I am so glad to hear that you are doing good. Like you when he was diagnosed he thought it was going to be a quick life sentence . We know we are blessed and enjoying family and other things so much in life. He has never gotten sick on Alimta and the only time now I notice he is so tired is when they every other treatment add the zometa. Also when we went to cancer center we were also told there are hundreds of other drugs out there to be tried. He is kind of thinking about maybe returning to work the only thing is is still really doesn't drive except within our community very seldom. Also he works for a nuclear facility and would have to gone through clearance to return to this type of job.

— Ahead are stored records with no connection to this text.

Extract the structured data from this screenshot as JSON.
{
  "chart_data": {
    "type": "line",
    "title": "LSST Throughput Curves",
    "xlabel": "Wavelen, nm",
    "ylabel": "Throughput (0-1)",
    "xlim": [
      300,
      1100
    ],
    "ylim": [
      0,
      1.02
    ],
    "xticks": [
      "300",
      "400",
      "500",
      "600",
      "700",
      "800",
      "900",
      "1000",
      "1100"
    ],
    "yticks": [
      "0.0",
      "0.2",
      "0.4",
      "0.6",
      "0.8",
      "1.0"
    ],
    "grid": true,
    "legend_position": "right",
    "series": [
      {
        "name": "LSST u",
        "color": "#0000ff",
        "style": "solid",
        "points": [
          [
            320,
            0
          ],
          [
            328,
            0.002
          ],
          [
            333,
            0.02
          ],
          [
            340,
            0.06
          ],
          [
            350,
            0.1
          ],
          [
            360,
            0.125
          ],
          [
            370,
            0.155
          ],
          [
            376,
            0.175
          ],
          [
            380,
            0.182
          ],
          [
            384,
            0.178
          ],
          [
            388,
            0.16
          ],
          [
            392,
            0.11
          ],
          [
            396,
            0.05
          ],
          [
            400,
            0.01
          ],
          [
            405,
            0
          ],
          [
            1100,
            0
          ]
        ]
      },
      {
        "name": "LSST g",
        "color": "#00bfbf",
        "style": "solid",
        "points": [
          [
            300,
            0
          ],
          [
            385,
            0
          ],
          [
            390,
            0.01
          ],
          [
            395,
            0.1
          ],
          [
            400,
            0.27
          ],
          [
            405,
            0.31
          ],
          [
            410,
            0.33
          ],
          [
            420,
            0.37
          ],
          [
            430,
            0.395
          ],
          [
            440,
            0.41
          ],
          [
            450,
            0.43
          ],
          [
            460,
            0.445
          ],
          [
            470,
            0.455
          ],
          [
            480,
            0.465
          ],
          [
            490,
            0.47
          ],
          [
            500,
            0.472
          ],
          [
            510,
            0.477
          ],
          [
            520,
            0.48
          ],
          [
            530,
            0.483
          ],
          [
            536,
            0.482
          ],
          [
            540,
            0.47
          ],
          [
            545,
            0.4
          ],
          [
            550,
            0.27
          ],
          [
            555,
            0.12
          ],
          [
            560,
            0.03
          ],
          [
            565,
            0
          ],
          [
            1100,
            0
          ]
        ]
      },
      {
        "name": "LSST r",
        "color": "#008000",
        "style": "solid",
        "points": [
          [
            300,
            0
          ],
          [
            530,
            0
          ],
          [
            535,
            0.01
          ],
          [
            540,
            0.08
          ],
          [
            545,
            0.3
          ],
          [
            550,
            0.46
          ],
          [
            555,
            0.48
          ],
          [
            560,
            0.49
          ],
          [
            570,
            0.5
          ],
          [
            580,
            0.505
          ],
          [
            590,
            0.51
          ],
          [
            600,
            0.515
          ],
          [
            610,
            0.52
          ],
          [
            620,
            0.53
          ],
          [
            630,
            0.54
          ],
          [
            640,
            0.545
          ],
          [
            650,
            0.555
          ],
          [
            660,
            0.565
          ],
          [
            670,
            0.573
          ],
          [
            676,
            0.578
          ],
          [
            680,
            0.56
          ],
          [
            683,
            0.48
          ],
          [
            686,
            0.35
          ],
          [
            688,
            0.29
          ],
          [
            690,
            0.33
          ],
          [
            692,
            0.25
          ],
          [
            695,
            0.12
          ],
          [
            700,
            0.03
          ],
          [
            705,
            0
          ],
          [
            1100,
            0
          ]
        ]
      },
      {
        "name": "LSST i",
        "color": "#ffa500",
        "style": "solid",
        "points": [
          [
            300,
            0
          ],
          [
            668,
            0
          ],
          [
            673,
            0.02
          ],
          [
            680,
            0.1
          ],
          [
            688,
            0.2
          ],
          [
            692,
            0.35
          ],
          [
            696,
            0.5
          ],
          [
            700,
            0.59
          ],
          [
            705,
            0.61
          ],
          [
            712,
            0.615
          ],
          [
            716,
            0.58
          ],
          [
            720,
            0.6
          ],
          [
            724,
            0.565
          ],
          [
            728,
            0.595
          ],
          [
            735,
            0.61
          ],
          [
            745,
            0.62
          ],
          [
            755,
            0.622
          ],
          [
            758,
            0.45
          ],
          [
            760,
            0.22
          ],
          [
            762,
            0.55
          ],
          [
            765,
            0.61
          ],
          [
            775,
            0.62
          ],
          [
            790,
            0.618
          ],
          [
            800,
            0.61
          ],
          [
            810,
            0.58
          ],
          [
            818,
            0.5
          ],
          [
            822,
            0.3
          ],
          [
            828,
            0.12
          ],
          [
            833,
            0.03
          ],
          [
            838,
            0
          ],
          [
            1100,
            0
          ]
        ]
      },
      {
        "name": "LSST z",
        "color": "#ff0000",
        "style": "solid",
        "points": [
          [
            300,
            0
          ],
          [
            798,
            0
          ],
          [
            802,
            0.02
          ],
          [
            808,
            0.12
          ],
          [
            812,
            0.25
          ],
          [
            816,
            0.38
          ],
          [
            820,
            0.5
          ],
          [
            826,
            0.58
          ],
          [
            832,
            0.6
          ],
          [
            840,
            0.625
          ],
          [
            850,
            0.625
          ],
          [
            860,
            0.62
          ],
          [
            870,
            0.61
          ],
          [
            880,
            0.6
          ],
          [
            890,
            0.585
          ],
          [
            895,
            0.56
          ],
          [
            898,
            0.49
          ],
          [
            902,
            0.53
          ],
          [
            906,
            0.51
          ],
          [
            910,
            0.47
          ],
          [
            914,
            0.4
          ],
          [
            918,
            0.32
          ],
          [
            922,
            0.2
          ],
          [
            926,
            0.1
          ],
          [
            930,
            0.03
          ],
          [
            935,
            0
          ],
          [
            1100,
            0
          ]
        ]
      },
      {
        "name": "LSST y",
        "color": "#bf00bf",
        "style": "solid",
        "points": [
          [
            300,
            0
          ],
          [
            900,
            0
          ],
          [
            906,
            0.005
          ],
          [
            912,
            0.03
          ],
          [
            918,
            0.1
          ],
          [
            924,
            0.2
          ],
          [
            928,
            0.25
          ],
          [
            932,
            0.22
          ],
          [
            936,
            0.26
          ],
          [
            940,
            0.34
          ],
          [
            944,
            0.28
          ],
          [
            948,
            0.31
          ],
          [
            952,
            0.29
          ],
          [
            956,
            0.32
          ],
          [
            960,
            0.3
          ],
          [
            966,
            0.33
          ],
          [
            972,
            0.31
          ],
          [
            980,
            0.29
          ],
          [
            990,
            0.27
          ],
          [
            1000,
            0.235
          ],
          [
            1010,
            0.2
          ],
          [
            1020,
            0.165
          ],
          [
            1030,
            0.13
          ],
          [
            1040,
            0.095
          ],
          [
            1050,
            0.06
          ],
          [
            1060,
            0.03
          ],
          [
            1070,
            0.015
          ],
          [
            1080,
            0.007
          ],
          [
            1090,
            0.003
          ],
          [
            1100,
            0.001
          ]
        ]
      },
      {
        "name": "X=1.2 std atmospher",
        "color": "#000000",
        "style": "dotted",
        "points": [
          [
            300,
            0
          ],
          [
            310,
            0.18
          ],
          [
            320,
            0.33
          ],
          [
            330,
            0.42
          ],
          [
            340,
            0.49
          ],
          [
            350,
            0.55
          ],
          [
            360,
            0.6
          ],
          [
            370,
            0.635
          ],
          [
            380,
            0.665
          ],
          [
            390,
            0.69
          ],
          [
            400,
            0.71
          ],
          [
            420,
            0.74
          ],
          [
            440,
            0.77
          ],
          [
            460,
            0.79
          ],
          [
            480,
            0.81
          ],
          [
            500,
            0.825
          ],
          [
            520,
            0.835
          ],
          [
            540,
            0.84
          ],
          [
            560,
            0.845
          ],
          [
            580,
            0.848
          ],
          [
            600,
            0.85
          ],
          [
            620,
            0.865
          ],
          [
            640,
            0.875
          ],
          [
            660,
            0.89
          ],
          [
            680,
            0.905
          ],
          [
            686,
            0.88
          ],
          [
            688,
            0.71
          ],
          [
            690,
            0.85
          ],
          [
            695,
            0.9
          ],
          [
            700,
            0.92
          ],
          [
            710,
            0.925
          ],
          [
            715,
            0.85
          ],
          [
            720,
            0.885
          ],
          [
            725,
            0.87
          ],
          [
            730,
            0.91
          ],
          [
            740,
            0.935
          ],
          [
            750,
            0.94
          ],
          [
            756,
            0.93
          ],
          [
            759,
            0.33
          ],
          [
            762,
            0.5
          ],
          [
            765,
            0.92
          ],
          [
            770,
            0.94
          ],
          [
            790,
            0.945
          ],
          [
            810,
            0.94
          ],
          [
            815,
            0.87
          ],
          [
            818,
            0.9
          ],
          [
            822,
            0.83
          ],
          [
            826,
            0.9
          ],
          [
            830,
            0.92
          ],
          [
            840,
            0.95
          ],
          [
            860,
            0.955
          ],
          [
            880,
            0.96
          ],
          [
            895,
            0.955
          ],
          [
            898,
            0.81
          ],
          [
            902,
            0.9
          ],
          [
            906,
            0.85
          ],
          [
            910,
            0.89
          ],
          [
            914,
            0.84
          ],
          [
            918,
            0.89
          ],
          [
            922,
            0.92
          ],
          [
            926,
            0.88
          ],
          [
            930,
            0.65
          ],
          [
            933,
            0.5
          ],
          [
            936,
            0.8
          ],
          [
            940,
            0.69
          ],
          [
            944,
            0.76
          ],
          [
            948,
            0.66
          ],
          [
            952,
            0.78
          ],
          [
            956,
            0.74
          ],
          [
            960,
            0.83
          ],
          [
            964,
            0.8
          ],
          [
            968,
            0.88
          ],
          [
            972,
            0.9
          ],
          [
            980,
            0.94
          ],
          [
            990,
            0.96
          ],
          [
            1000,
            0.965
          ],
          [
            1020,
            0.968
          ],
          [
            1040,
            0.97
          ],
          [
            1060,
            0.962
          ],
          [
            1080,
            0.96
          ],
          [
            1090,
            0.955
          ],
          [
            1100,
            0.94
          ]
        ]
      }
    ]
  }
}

But I have to say sometimes he is a little forgetful and says things I would have never thought to come out of his mouth. The other day was so good when we talked to the oncologist after the pet scan because now he is just not waiting to die. We had not done pet scan for 9 months because he hated to do it. But finally the doctor said we really need to compare scans glad he agreed to do it. Our radiation oncologist doesn't give him a choice he schedules it every 3 months. Do you still do maintenance because we will do for life. Also both my parents died of cancer my dad had prostate and then into bone , he lived 10 years he was such a fighter. My Mom had lung cancer and she was so far advanced the same doctor my dad had said if it was his Mom he would not even start treatment. She lived only 6 weeks. This has been since 2003 and 2006 the treatment is so much advanced now.